2015-12-02 10:37:09 | 連載
マイナンバー導入でねらわれている「社会保障個人会計」は、個人単位で、納めた税・社会保険料と、給付を受ける社会保障サービスを明らかにするものです。

年度ごとに納めた税・社会保険料と受けたサービスが明らかになり、平均的数値をもとに負担と給付の水準を見直していくことも可能になります。徴収強化とサービス抑制につながるものです。

財界は、税と保険料に対する企業負担を軽減するため、「社会保障個人会計」を導入して負担と給付を見直すよう求めてきました。

04年9月には経団連が、「負担と給付を統合的に把握し、個人ごとの会計を整備すべきである」と主張。「給付額の2割程度の削減が必要だ」などと求めてきました。

自民党も14年の政策で、「サービスを自らの状況に応じて組み合わせ、利用できるようにする」と表明。健保組合などで福利厚生の枠内で各人がサービスを選択する「カフェテリアプラン」について「普及を図る」と明記しました。

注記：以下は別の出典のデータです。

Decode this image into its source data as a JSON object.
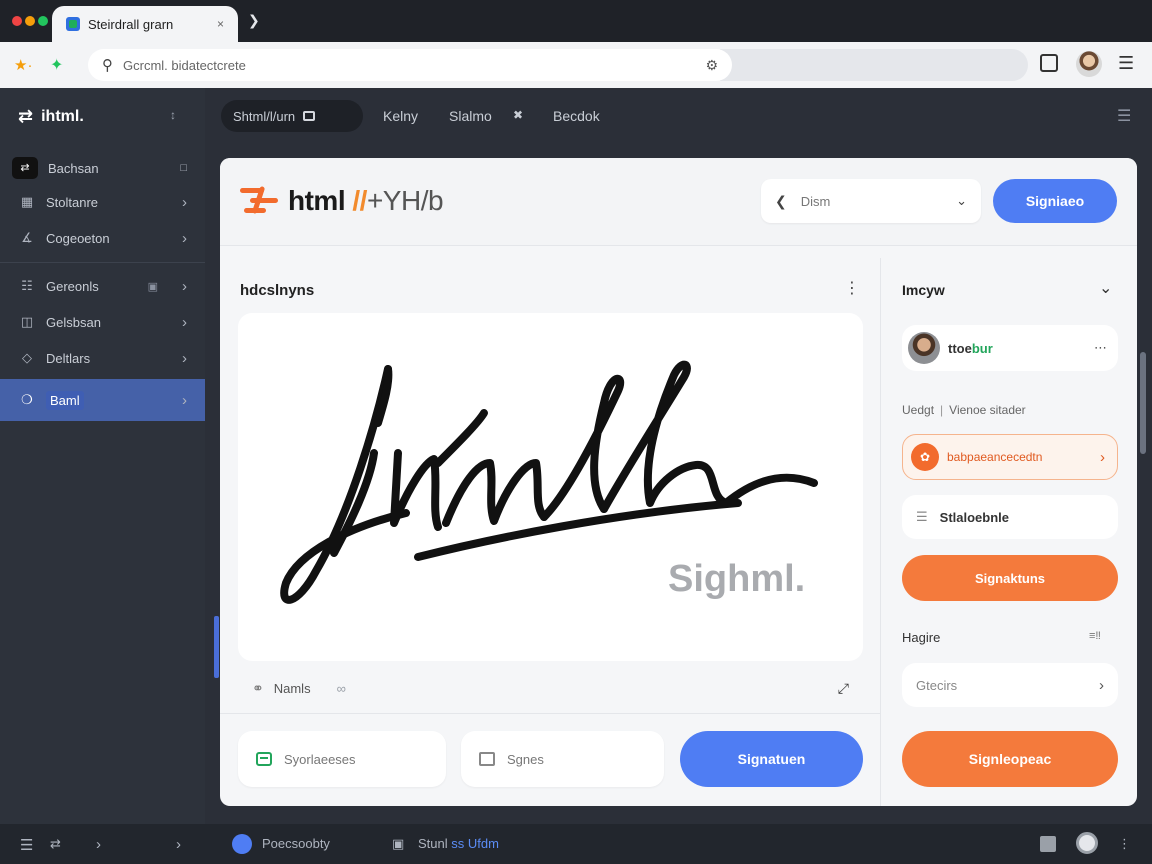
{
  "browser": {
    "tab_title": "Steirdrall grarn",
    "tab_close": "×",
    "address_text": "Gcrcml. bidatectcrete"
  },
  "sidebar": {
    "brand": "ihtml.",
    "items": [
      {
        "label": "Bachsan",
        "icon": "box-icon"
      },
      {
        "label": "Stoltanre",
        "icon": "layout-icon"
      },
      {
        "label": "Cogeoeton",
        "icon": "chart-icon"
      },
      {
        "label": "Gereonls",
        "icon": "grid-icon"
      },
      {
        "label": "Gelsbsan",
        "icon": "storage-icon"
      },
      {
        "label": "Deltlars",
        "icon": "diamond-icon"
      },
      {
        "label": "Baml",
        "icon": "badge-icon"
      }
    ]
  },
  "topnav": {
    "pill": "Shtml/l/urn",
    "links": [
      "Kelny",
      "Slalmo",
      "Becdok"
    ]
  },
  "card": {
    "brand_main": "html",
    "brand_accent": "//",
    "brand_rest": "+YH/b",
    "select_value": "Dism",
    "signin_button": "Signiaeo",
    "panel_title": "hdcslnyns",
    "signature_caption": "Sighml.",
    "toolbar_label": "Namls",
    "field1": "Syorlaeeses",
    "field2": "Sgnes",
    "submit_button": "Signatuen"
  },
  "right": {
    "title": "Imcyw",
    "user_name_a": "ttoe",
    "user_name_b": "bur",
    "meta_a": "Uedgt",
    "meta_b": "Vienoe sitader",
    "orange_row": "babpaeancecedtn",
    "plain_row": "Stlaloebnle",
    "orange_button": "Signaktuns",
    "subheading": "Hagire",
    "select_value": "Gtecirs",
    "big_button": "Signleopeac"
  },
  "bottombar": {
    "left_label": "Poecsoobty",
    "mid_label_a": "Stunl",
    "mid_label_b": "ss Ufdm"
  },
  "colors": {
    "accent_blue": "#4f7df3",
    "accent_orange": "#f47a3c",
    "sidebar_bg": "#2d323b",
    "sidebar_active": "#4561a8"
  }
}
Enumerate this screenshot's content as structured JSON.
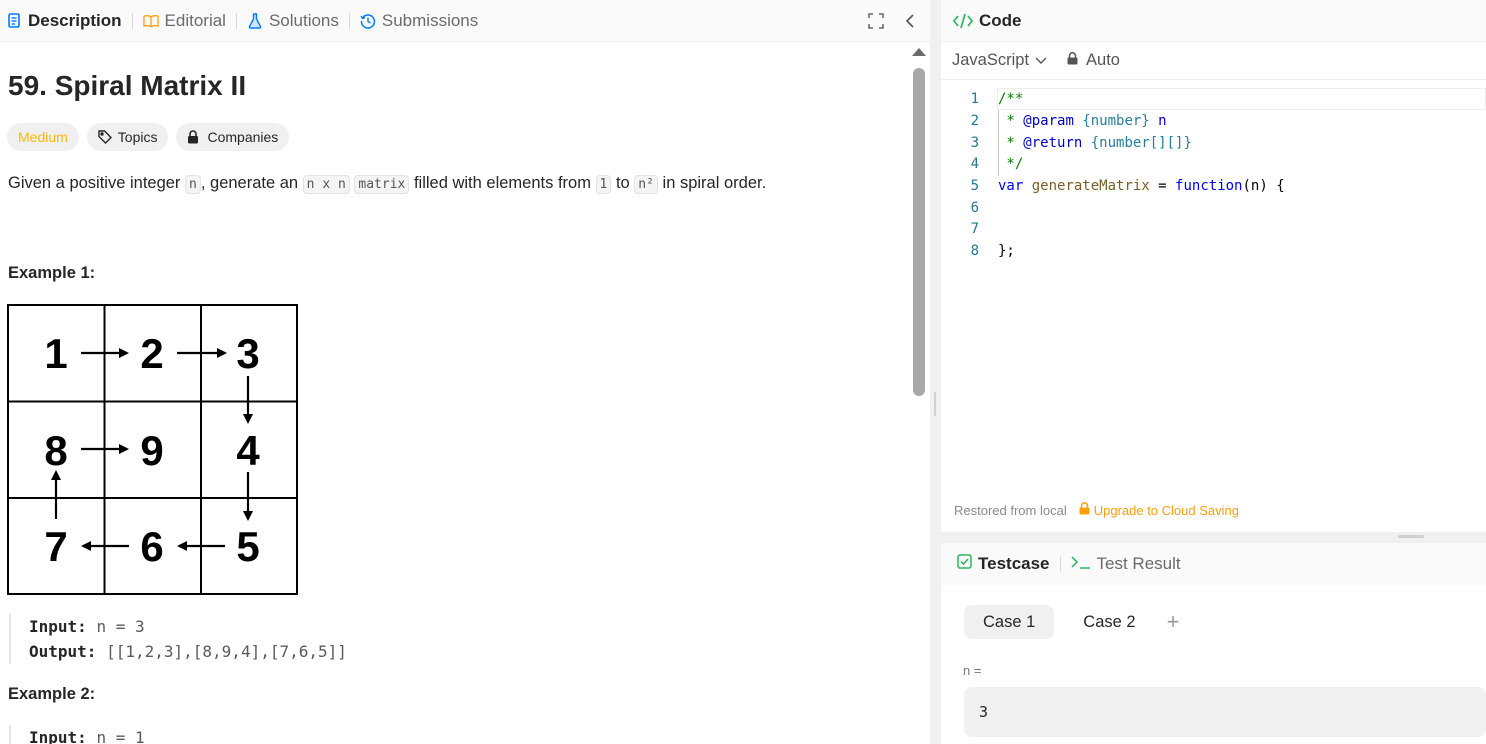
{
  "left_tabs": [
    {
      "label": "Description",
      "icon": "description-icon",
      "active": true
    },
    {
      "label": "Editorial",
      "icon": "book-icon"
    },
    {
      "label": "Solutions",
      "icon": "flask-icon"
    },
    {
      "label": "Submissions",
      "icon": "history-icon"
    }
  ],
  "problem": {
    "title": "59. Spiral Matrix II",
    "difficulty": "Medium",
    "topics_label": "Topics",
    "companies_label": "Companies",
    "desc_parts": {
      "p1": "Given a positive integer ",
      "code_n": "n",
      "p2": ", generate an ",
      "code_nxn": "n x n",
      "p3": " ",
      "code_matrix": "matrix",
      "p4": " filled with elements from ",
      "code_1": "1",
      "p5": " to ",
      "code_n2": "n²",
      "p6": " in spiral order."
    },
    "example1": {
      "heading": "Example 1:",
      "grid": [
        [
          "1",
          "2",
          "3"
        ],
        [
          "8",
          "9",
          "4"
        ],
        [
          "7",
          "6",
          "5"
        ]
      ],
      "input_label": "Input:",
      "input_value": "n = 3",
      "output_label": "Output:",
      "output_value": "[[1,2,3],[8,9,4],[7,6,5]]"
    },
    "example2": {
      "heading": "Example 2:",
      "input_label": "Input:",
      "input_value": "n = 1"
    }
  },
  "code_panel": {
    "title": "Code",
    "language": "JavaScript",
    "mode": "Auto",
    "lines": [
      {
        "n": "1"
      },
      {
        "n": "2"
      },
      {
        "n": "3"
      },
      {
        "n": "4"
      },
      {
        "n": "5"
      },
      {
        "n": "6"
      },
      {
        "n": "7"
      },
      {
        "n": "8"
      }
    ],
    "status": "Restored from local",
    "upgrade": "Upgrade to Cloud Saving"
  },
  "test_panel": {
    "testcase_label": "Testcase",
    "result_label": "Test Result",
    "cases": [
      "Case 1",
      "Case 2"
    ],
    "add_label": "+",
    "param_label": "n =",
    "param_value": "3"
  },
  "colors": {
    "medium": "#ffb800",
    "link_blue": "#007aff",
    "green": "#2db55d",
    "orange": "#ff9f0a"
  }
}
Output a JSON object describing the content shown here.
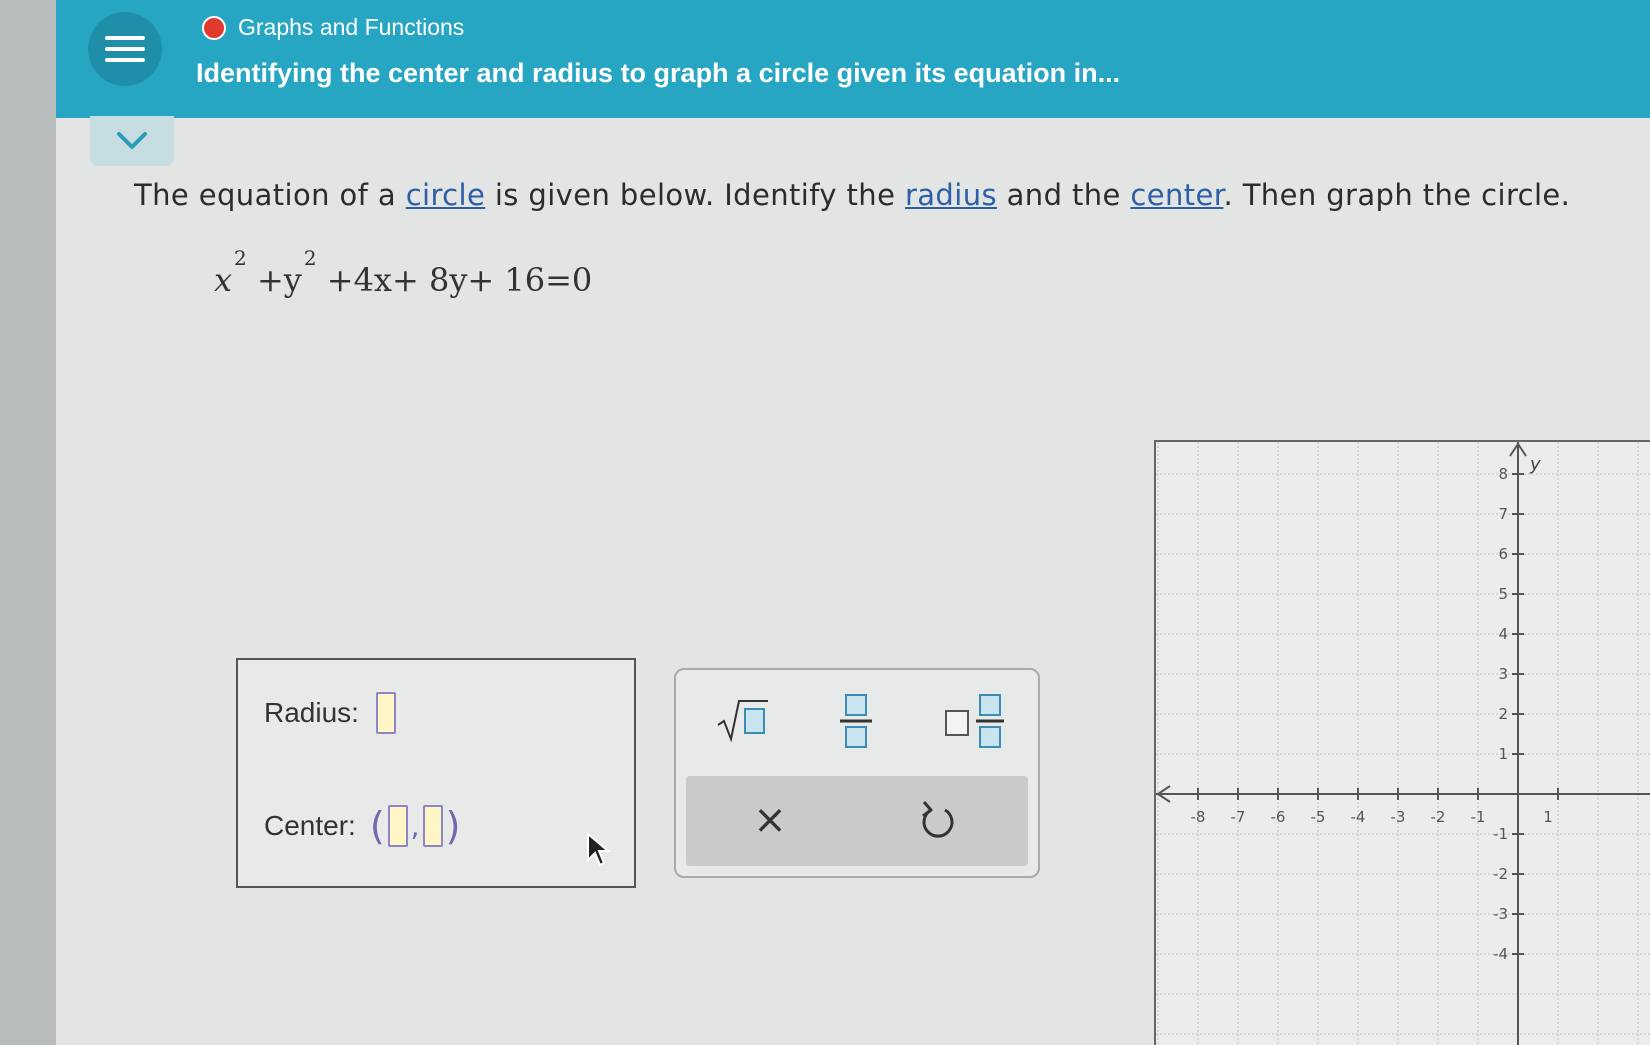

必要に応じて受ける社会保障を、負担に応じた給付に変質させるものです。

強権的な徴収やサービス抑制はすでに全国で広がっています。千葉県松戸市で塗装業を営む一人親方の30代男性は昨年12月、大口の取引先から入金された売掛金のうち、国民健康保険料の滞納分74万円を市に差し押さえられました。収入が不安定で、所得が14万円しかない月もあり、2万~4万円かかる国保料は高すぎて払えずにいました。